I’ve started to believe that some really underrated departments here can provide a more interesting answer. Folklore/mythology, Religion, Literature, the Classics - this is what makes humans fundamentally irrational. My Wittgenstein class this semester provides the view that language is inherently flawed and subjective. But what drives us to do irrational things? Beauty, art, poetry, romance.

It is not ‘optimal’, from a money-making lens, to spend time contemplating art, or spend time reading literature, or pursuing one’s loves, whether it be for another person or for a hobby. It could even be argued that religion is inherently irrational, as we do not have a definitive proof of an omnipotent god, the same way that we would prove the convergence of a particular series or find the singular value decomposition or Jordan normal form of a matrix. And yet, we read poetry for hours on end, go to museums to visualise the most beautiful scenes in literature, and have faith in a divine, omnipotent being anyways. Because stories and beauty make us irrational. This is what makes humans different from machines - the ability to contemplate beauty.
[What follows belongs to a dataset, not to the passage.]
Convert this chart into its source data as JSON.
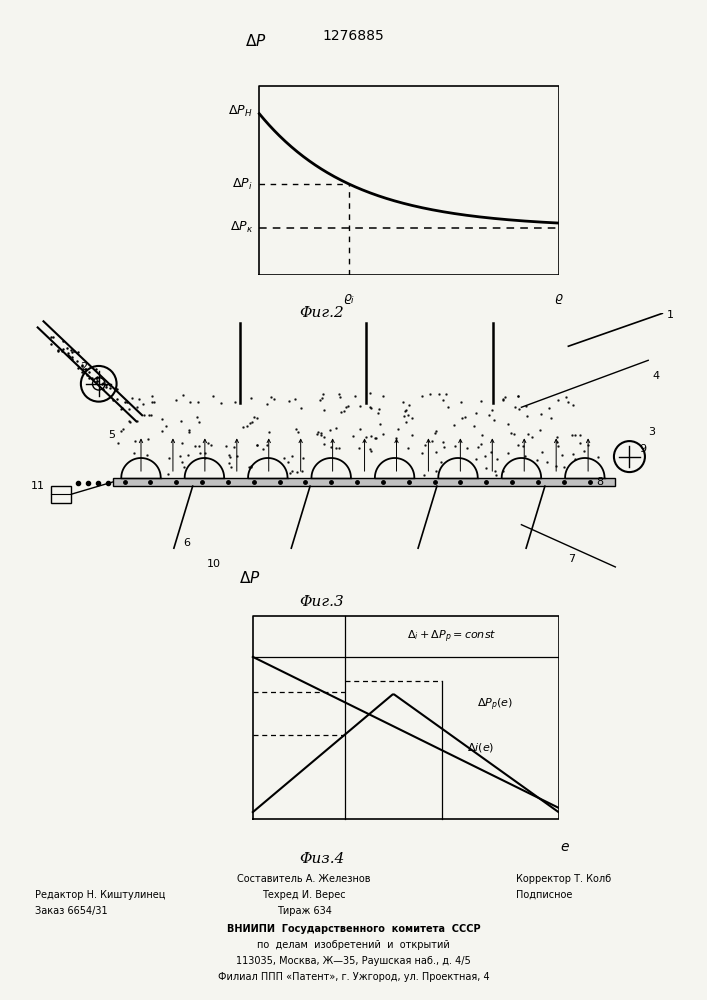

I grew up in a Western country and now definitely go to school in the Western world, where ambition is deeply encouraged and self-actualisation and social impact is one of the most important goals. However, it is a very Eastern style of thinking to be pragmatic and practical with regard to approaching one’s career. This seems to be a pretty nice manifestation of Maslow’s Hierarchy of Needs. I really admire people like the celebrated author Ken Liu, who migrated to America as a teenager, went to Harvard + Harvard Law, practiced until he was successful, and now shares his stories and experiences with the world as a professional author. How beautiful.

I feel incredibly lucky and privileged to have had the opportunity to come to a school like this one, and I think that the only way I can pay back what I owe is to pass this down to the next generation, by giving them the same sorts of opportunities, and share my stories/experiences with the world. That said, I think that for my values, I need to bridge this gap between East and West. Between the pragmatic and the aspirational. I’ll find a way somehow.